To understand how companies can overcome these challenges, Maine and Thomas conducted detailed research into nanobiotechnology drug delivery ventures. All of the North American ventures of this type who reached an Initial Public Offering (IPO) had employed elements of strategic timing. Maine and Thomas demonstrated strategic timing through a case study of BIND Therapeutics, an M.I.T. spinoff venture from the laboratory of Professor Robert Langer that successfully raised over US$180m and reached an IPO.
Maine and Thomas argue that, to stand the best chance of successfully commercializing inventions, scientist-entrepreneurs should pursue broad patents on their technologies while still in the university laboratory, and delay forming a company until they are closer to commercial viability, to better fit with investors’ timelines.
These findings could provide useful insights for science innovation in Canada.
Thomas explains, “Professor Robert Langer and M.I.T. are exemplars of science and technology commercialization, particularly in their emphasis on long term societal impact. Building on the results of our study, Canadian scientist-entrepreneurs aiming to launch science-based spin-offs can use strategic timing to better position their ventures for success and social impact”.

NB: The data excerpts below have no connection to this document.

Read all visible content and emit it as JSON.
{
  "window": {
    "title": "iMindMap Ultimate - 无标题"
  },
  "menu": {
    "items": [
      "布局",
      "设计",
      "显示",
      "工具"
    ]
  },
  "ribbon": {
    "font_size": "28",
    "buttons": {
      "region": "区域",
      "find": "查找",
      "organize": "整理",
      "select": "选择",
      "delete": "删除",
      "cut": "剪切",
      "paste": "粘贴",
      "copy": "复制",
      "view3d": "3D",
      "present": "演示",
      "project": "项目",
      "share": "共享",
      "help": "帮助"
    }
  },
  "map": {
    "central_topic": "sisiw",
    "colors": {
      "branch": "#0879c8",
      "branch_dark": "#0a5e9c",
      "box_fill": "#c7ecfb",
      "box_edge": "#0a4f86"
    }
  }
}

The research also highlights the role of university technology transfer policy and government innovation policy in supporting entrepreneurial researchers.
“Tech transfer policies in Canadian universities are not conducive to scientific commercialization,” says Maine. “The policies have short-term objectives, which keeps the pie small. We should provide a structure that supports greater value creation over the long term.”

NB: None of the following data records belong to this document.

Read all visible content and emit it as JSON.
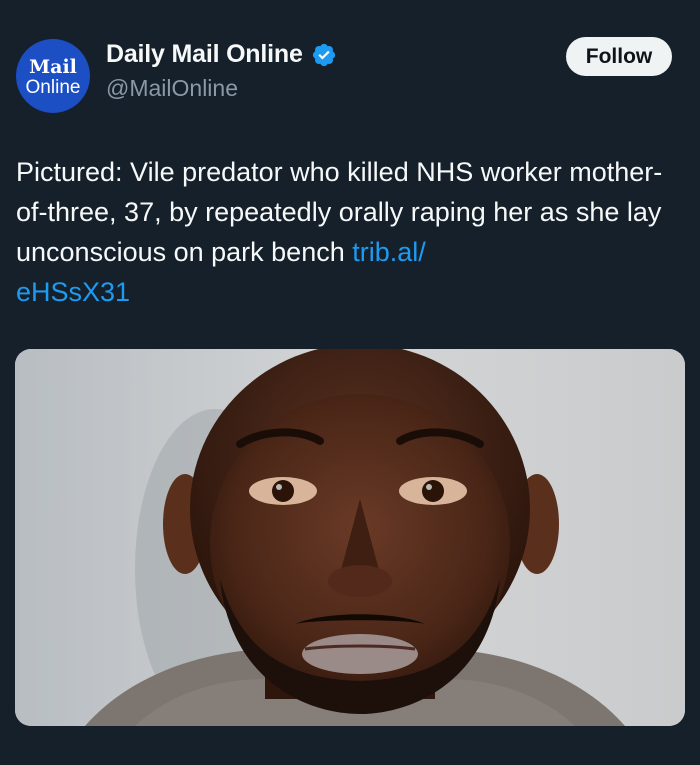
{
  "author": {
    "avatar_text_top": "Mail",
    "avatar_text_bottom": "Online",
    "display_name": "Daily Mail Online",
    "handle": "@MailOnline",
    "verified": true
  },
  "actions": {
    "follow_label": "Follow"
  },
  "tweet": {
    "text": "Pictured: Vile predator who killed NHS worker mother-of-three, 37, by repeatedly orally raping her as she lay unconscious on park bench ",
    "link_text": "trib.al/\neHSsX31"
  },
  "media": {
    "description_name": "mugshot-photo"
  },
  "colors": {
    "background": "#15202b",
    "link": "#1d9bf0",
    "verified_badge": "#1d9bf0",
    "avatar": "#1c4ec4"
  }
}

Professor Maine and Dr. Thomas both teach in the Invention to Innovation program at SFU Beedie, sharing their applied research and sector-specific knowledge with scientist-entrepreneurs. An information session for the Invention to Innovation program will be held on February 23, 2017 at the Burnaby Campus.
Jon Thomas (firstname.lastname@example.org) is a Research Associate at the Beedie School of Business, Simon Fraser University in Vancouver, Canada. He has received his PhD in Technology Management and Strategy from the Indian Institute of Technology (IIT) Delhi. His research uses publication and patent data in novel ways to unpack and compare science and technology commercialization across universities, industries and regions. Dr. Thomas’ research has been published in Scientometrics, World Patent Information, Journal of Engineering and Technology Management, and Nature Nanotechnology. Dr. Thomas is the lead researcher on a larger study of an exemplar biomedical scientist-entrepreneur who has founded 30 ventures and positively impacted the lives of tens of millions of patients.

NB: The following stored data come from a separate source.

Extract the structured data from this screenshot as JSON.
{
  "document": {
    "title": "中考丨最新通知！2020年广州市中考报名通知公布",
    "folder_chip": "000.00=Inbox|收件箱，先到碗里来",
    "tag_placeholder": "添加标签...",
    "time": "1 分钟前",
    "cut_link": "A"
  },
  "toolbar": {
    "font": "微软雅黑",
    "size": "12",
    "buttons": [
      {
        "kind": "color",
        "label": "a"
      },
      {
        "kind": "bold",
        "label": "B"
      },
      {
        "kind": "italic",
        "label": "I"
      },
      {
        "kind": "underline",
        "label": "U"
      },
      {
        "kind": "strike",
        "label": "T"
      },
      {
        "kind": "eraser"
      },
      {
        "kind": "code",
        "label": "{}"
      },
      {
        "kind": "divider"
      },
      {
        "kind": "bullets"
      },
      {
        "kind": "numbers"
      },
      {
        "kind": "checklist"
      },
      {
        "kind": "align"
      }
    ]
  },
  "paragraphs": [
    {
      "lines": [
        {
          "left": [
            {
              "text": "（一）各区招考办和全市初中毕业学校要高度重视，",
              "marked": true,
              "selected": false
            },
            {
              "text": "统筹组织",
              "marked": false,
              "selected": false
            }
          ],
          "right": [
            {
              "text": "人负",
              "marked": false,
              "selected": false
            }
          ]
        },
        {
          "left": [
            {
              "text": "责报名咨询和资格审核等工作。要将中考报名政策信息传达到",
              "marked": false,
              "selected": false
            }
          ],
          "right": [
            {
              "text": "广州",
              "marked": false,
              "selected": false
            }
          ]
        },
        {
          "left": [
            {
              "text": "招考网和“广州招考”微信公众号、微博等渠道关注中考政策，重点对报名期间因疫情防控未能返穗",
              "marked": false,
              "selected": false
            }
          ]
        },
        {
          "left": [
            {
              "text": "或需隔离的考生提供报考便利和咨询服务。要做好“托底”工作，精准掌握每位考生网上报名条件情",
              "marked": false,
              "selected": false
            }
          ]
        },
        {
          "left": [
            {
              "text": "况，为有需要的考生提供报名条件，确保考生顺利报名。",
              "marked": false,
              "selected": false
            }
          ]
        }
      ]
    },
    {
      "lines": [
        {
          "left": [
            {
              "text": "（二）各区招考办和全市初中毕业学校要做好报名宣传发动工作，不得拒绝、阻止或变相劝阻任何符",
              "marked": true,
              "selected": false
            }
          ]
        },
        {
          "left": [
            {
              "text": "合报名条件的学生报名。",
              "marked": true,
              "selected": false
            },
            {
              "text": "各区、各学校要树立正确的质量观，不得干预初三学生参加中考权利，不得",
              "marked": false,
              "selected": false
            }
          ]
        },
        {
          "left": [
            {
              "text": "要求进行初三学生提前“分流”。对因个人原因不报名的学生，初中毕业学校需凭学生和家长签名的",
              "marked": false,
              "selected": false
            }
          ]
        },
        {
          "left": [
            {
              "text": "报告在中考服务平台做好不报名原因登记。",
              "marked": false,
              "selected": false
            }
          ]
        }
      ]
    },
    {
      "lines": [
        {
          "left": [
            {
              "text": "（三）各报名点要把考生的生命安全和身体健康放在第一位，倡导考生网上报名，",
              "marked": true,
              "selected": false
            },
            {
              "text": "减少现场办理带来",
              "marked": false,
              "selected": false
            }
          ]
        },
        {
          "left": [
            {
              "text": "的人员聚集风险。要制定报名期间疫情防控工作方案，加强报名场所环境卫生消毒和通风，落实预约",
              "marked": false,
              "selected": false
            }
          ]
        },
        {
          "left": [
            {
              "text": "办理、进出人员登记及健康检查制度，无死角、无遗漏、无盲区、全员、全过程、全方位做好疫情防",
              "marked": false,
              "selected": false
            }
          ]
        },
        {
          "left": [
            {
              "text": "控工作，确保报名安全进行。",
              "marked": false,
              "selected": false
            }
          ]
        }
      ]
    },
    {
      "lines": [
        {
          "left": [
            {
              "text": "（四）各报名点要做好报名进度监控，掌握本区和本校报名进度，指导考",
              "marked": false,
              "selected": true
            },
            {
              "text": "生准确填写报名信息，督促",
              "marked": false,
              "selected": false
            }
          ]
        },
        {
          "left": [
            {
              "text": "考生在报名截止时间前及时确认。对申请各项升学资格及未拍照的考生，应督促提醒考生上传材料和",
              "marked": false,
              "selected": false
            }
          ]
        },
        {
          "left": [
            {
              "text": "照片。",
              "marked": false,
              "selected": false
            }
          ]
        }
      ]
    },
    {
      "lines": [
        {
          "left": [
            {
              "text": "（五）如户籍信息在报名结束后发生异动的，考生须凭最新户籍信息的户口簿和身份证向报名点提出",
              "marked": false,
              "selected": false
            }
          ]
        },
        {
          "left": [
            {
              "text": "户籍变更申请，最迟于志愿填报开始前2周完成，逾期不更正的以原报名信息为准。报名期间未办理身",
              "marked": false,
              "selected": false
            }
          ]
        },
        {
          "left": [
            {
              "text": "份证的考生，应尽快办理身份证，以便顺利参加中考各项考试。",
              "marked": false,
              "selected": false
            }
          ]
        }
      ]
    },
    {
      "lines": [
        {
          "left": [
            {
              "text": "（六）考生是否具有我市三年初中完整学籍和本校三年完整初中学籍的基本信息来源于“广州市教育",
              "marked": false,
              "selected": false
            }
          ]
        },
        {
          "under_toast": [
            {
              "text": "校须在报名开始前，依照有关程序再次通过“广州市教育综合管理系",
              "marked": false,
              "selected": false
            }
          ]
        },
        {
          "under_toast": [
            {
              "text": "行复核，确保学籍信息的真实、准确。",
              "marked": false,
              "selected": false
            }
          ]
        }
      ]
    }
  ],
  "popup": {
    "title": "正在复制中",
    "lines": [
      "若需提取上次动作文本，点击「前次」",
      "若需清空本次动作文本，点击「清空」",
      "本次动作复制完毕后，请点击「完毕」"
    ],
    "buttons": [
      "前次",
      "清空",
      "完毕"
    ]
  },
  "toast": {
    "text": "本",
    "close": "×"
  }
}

Elicia Maine (email@example.com) is a Professor of Innovation & Entrepreneurship at Simon Fraser University in Vancouver, Canada. Professor Maine is also Academic Director of an interdisciplinary program in Science & Technology Commercialization aimed at teaching PhD Scientists and Engineers how to turn their inventions into innovation. She teaches “Managing Technological Innovation” in the Management of Technology MBA program, “Managing Innovation” in the Executive MBA program, and “Lab to Market” in the Science & Technology Commercialization program at SFU’s Beedie School of Business. Dr. Maine’s research interests are in managing technological innovation and in science & technology entrepreneurship, publishing her research in leading journals, such as Research Policy, R&D Management, Nature Nanotechnology and Nature Materials. Dr. Maine holds a PhD in Engineering & Technology Management from the University of Cambridge, and master’s degrees in Technology & Policy and in Materials Engineering from the Massachusetts Institute of Technology. Dr. Maine has worked in industry as a strategic consultant in Canada, the United States, and Austria, specializing in technology management in the automotive sector and in various materials sectors. She is active as a speaker on innovation policy and the commercialization of science.
Dr. Thomas acknowledges funding from a Mitacs Elevate postdoctoral fellowship supported by CDRD Ventures Inc. and the Beedie School of Business for the conduct of this study.